Prior to the coronavirus pandemic, Americans had a consistently positive view of these vaccines, and mandatory vaccinations for school children enjoyed broad bipartisan support. From 2016 to 2019, that support held steady at 82 percent. In each year, the number of respondents who identified as Republican or “lean Republican” was 79 percent, while the figures for Democrats were only slightly higher at 83 and 86 percent, respectively.
Now, however, the support for mandatory vaccinations for healthy kids attending public schools has cratered. Only 57 percent of Republicans now share the same view while the number for Democrats has held steady at 85 percent.

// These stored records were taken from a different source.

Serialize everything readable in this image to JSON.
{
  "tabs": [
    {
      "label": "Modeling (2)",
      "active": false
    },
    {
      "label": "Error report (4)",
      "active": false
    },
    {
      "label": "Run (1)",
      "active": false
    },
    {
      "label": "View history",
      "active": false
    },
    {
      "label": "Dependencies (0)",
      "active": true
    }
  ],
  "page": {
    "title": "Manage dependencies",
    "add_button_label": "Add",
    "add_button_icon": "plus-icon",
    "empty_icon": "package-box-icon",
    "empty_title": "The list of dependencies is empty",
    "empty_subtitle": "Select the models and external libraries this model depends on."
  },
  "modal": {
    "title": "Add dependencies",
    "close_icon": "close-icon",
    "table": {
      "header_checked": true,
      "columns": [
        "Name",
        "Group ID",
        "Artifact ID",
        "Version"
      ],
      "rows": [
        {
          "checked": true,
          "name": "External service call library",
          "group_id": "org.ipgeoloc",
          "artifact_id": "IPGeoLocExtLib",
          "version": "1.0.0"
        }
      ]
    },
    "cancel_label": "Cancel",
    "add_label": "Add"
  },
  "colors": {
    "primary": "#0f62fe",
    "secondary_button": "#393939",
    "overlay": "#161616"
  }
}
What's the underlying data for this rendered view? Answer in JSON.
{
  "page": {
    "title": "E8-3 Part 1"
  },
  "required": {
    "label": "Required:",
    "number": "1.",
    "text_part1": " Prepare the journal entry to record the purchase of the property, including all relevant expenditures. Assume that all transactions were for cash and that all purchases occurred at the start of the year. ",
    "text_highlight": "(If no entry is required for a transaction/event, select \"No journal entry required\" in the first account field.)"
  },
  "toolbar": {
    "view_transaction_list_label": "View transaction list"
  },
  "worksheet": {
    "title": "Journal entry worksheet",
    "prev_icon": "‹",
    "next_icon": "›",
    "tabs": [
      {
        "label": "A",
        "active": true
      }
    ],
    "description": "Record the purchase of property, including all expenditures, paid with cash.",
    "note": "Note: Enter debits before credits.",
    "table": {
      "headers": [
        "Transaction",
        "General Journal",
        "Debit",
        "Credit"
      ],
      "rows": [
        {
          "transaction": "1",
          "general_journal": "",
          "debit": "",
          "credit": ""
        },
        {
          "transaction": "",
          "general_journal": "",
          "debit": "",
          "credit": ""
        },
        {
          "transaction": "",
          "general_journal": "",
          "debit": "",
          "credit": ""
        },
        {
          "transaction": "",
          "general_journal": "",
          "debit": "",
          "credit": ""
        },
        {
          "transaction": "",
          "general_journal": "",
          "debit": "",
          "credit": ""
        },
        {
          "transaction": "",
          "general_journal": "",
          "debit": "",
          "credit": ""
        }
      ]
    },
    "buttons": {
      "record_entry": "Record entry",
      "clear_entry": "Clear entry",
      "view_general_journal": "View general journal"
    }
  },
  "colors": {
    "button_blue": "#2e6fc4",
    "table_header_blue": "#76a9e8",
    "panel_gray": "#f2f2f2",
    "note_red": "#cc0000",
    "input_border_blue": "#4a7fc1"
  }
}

“[Doctors are] not very credible because, again, that’s the personal opinion of the doctor,” one participant in the survey, an unnamed young woman from Arizona, said. “So if this doctor believes in it and this doctor doesn’t, and you go see this doctor and I go see this one, then we’ve got two different information. Everybody has, like I said, their formed opinions.”
Among all adults, the figure supporting mandatory MMR vaccines fell 12 points to 70 percent.
These numbers reflect the changing attitude of Republicans towards vaccinations sparked by the coronavirus pandemic.
GOP lawmakers, as well as commentators on Fox News and other conservative media outlets, had stoked concerns about the COVID-19 vaccines.
This, combined with an opposition to mask mandates, is seen as a main reason why many more people in Republican areas died from the virus than elsewhere.
According to the survey, the decline in GOP support overall for mandatory MMR vaccines mirrors that of White evangelicals. This year, 58 percent of them backed required vaccinations — a 19-percent drop from 2019.
Overall, Americans are more skeptical of the benefits of COVID-19 vaccines than of childhood vaccines. While they believe by a margin of 62 percent to 36 percent that the benefits of COVID-19 vaccines outweigh the risks, that figure is much higher when it comes to MMR vaccines.
In that case, 88 percent of Americans say the benefits outweigh the risks.
It should also be noted that among many respondents even people who did not receive a COVID-19 vaccine believe in the benefits of childhood vaccines.